Security is the main worry in Ramadan


Mogadishu (UM) – As the Holy month of Ramadan approaches, many interviewed by UM expressed their concerns about the possibility of a worse security situation than already exists in the capital, Mogadishu.

Only a few days ago Prime Minister Hassan Ali Khaire, the Minister of Security and military officials inspected parts of Mogadishu and pledged the government and security services will work hard to secure the residents of the capital. As the beginning of Ramadan is likely to be tonight according to some scholars, more checkpoints are being erected and existing ones are being reinforced according to a senior security official who spoke to UM on the condition of anonymity.

“Security in Ramadan is a real concern, far worse than any other month because these extremists think they are going to heaven faster in Ramadan,” said the security source. “Are we ready to fight them off and keep the people safe? This is something we are working on everyday but is not guaranteed like every Ramadan before.”

Mogadishu residents interviewed by UM have expressed their concern that, despite the reassurances of the Prime Minister, Al-Shabaab have usually used the month of Ramadan to showcase their strength against the government and the national security services.

“This is a Holy but a scary month for all of us across Somalia,” said Ibrahim Nur, a street trader in Mogadishu. “Car bombs scare me the most because I move around the city when I am selling my goods.”
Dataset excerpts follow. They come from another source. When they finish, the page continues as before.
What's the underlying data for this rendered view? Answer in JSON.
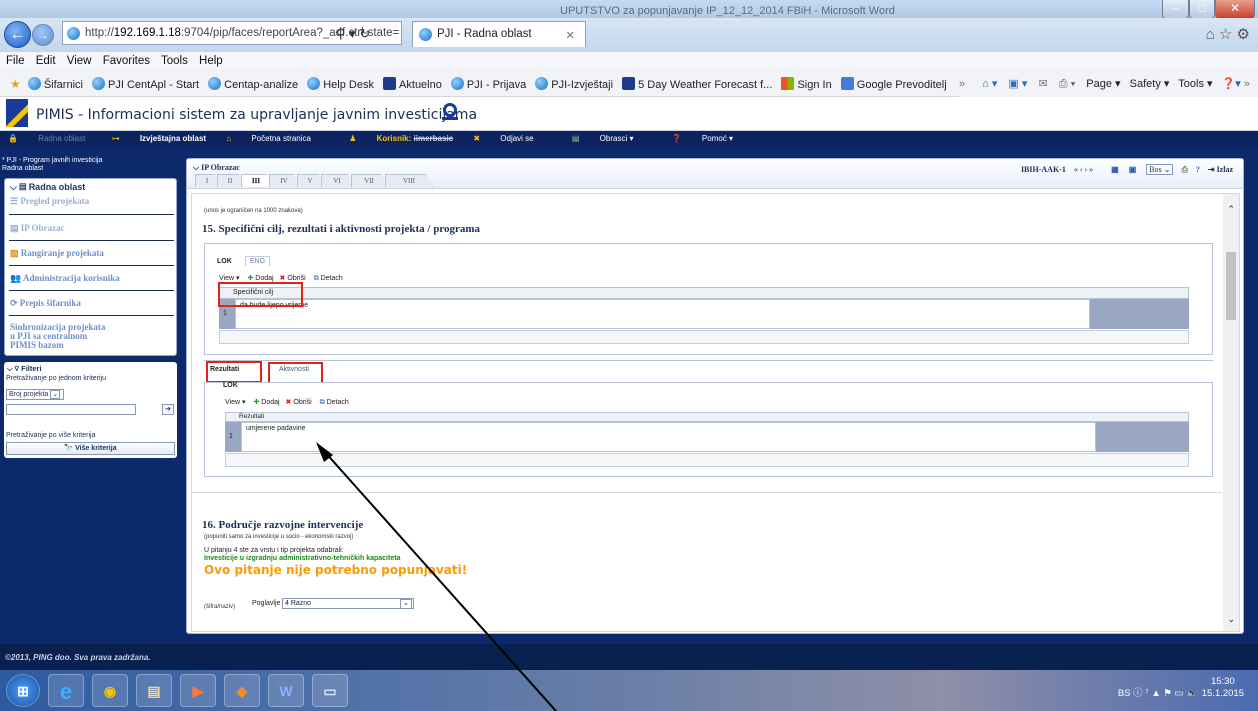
{
  "window": {
    "title": "UPUTSTVO za popunjavanje IP_12_12_2014 FBiH - Microsoft Word"
  },
  "browser": {
    "url_prefix": "http://",
    "url_host": "192.169.1.18",
    "url_rest": ":9704/pip/faces/reportArea?_adf.ctrl-state=",
    "tab_title": "PJI - Radna oblast",
    "menu": [
      "File",
      "Edit",
      "View",
      "Favorites",
      "Tools",
      "Help"
    ],
    "favorites": [
      "Šifarnici",
      "PJI CentApl - Start",
      "Centap-analize",
      "Help Desk",
      "Aktuelno",
      "PJI - Prijava",
      "PJI-Izvještaji",
      "5 Day Weather Forecast f...",
      "Sign In",
      "Google Prevoditelj"
    ],
    "tools": [
      "Page ▾",
      "Safety ▾",
      "Tools ▾"
    ]
  },
  "app": {
    "title": "PIMIS - Informacioni sistem za upravljanje javnim investicijama",
    "toolbar": {
      "radna": "Radna oblast",
      "izvjestajna": "Izvještajna oblast",
      "pocetna": "Početna stranica",
      "korisnik_label": "Korisnik:",
      "korisnik_value": "iimerbasic",
      "odjavi": "Odjavi se",
      "obrasci": "Obrasci ▾",
      "pomoc": "Pomoć ▾"
    }
  },
  "left": {
    "header": "* PJI - Program javnih investicija\nRadna oblast",
    "nav_title": "Radna oblast",
    "items": [
      "Pregled projekata",
      "IP Obrazac",
      "Rangiranje projekata",
      "Administracija korisnika",
      "Prepis šifarnika",
      "Sinhronizacija projekata\nu PJI sa centralnom\nPIMIS bazom"
    ],
    "filter_title": "Filteri",
    "single_label": "Pretraživanje po jednom kriteriju",
    "single_select": "Broj projekta",
    "multi_label": "Pretraživanje po više kriterija",
    "multi_button": "Više kriterija"
  },
  "main": {
    "title": "IP Obrazac",
    "tabs": [
      "I",
      "II",
      "III",
      "IV",
      "V",
      "VI",
      "VII",
      "VIII"
    ],
    "active_tab": "III",
    "code": "IBIH-AAK-1",
    "pager_select": "Bos",
    "exit": "Izlaz",
    "note": "(unos je ograničen na 1000 znakova)",
    "sec15": "15. Specifični cilj, rezultati i aktivnosti projekta / programa",
    "lang_tabs": [
      "LOK",
      "ENG"
    ],
    "toolbar": {
      "view": "View ▾",
      "add": "Dodaj",
      "delete": "Obriši",
      "detach": "Detach"
    },
    "grid1": {
      "header": "Specifični cilj",
      "row_no": "1",
      "value": "da bude lijepo vrijeme"
    },
    "sub_tabs": [
      "Rezultati",
      "Aktivnosti"
    ],
    "lok": "LOK",
    "grid2": {
      "header": "Rezultati",
      "row_no": "1",
      "value": "umjerene padavine"
    },
    "sec16": "16. Područje razvojne intervencije",
    "sec16_note": "(popuniti samo za investicije u socio - ekonomski razvoj)",
    "q_label": "U pitanju 4 ste za vrstu i tip projekta odabrali:",
    "q_green": "Investicije u izgradnju administrativno-tehničkih kapaciteta",
    "q_orange": "Ovo pitanje nije potrebno popunjavati!",
    "sifra_label": "(šifra/naziv)",
    "poglavlje_label": "Poglavlje",
    "poglavlje_value": "4 Razno"
  },
  "footer": {
    "copyright": "©2013, PING doo. Sva prava zadržana."
  },
  "taskbar": {
    "lang": "BS",
    "time": "15:30",
    "date": "15.1.2015"
  },
  "colors": {
    "navy": "#0c2a6b",
    "red_box": "#e2231a",
    "green": "#1a8a1a",
    "orange": "#ff9900"
  }
}
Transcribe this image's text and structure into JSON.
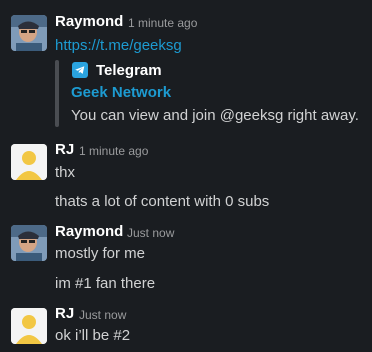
{
  "messages": [
    {
      "author": "Raymond",
      "time": "1 minute ago",
      "link": "https://t.me/geeksg",
      "unfurl": {
        "service": "Telegram",
        "title": "Geek Network",
        "description": "You can view and join @geeksg right away."
      }
    },
    {
      "author": "RJ",
      "time": "1 minute ago",
      "lines": [
        "thx",
        "thats a lot of content with 0 subs"
      ]
    },
    {
      "author": "Raymond",
      "time": "Just now",
      "lines": [
        "mostly for me",
        "im #1 fan there"
      ]
    },
    {
      "author": "RJ",
      "time": "Just now",
      "lines": [
        "ok i’ll be #2"
      ]
    }
  ],
  "colors": {
    "background": "#1a1d21",
    "link": "#1d9bd1",
    "telegram": "#2aa3df",
    "default_avatar": "#f2c744"
  }
}
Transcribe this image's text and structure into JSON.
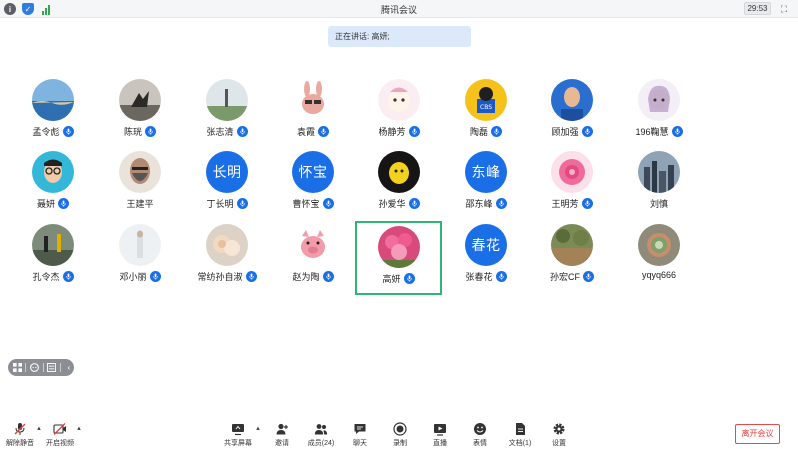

“As a hotelier, I already had half my clients move out because they think we are going to be attacked. More people want to live in houses this month because they feel Al-Shabaab will target hotels and my business will suffer,” said a hotel owner who did not want to be named. “I don’t feel that government can do anything to help me in this situation to reassure my customers to return but it wants taxes from me.”

Many interviewed felt that the Prime Minister and Security official’s inspection of checkpoints and military bases to ensure that Mogadishu and Banadir residents are kept safe while they fast was a public relations stunts which has no defensive value for them or their business.

“The Prime Minister and the security officers walking around with all their security does not make me feel safe, it makes me feel unsafe,” said Safia Ali, a school teacher. “If the government wants to keep us safe, it should just do it and not advertise it on tv.”

“The whole security arrangement is weak, and the security officers are the same people who were in the post before who are all badly paid and disciplined,” stressed Bilan Haji Ahmed, a shop owner. “If they want to do a good job and for us to trust them they have to have good training, salary and strong leadership.”

All the interviewed by UM felt that the Somali public must play their part and remain vigilant. They all agreed that they must report all suspicious activities they see. But many stressed the lack of information and coordination of the Somali security sector which they do not trust to protect them.

“In this Holy month of Ramadan, we will be vigilant, work with the Somali security forces and trust in God,” said a community elder in Hawlwadag district. “I hope this is enough to keep us all safe in Mogadishu since we can’t all live in Villa Somalia or the Halane compound.”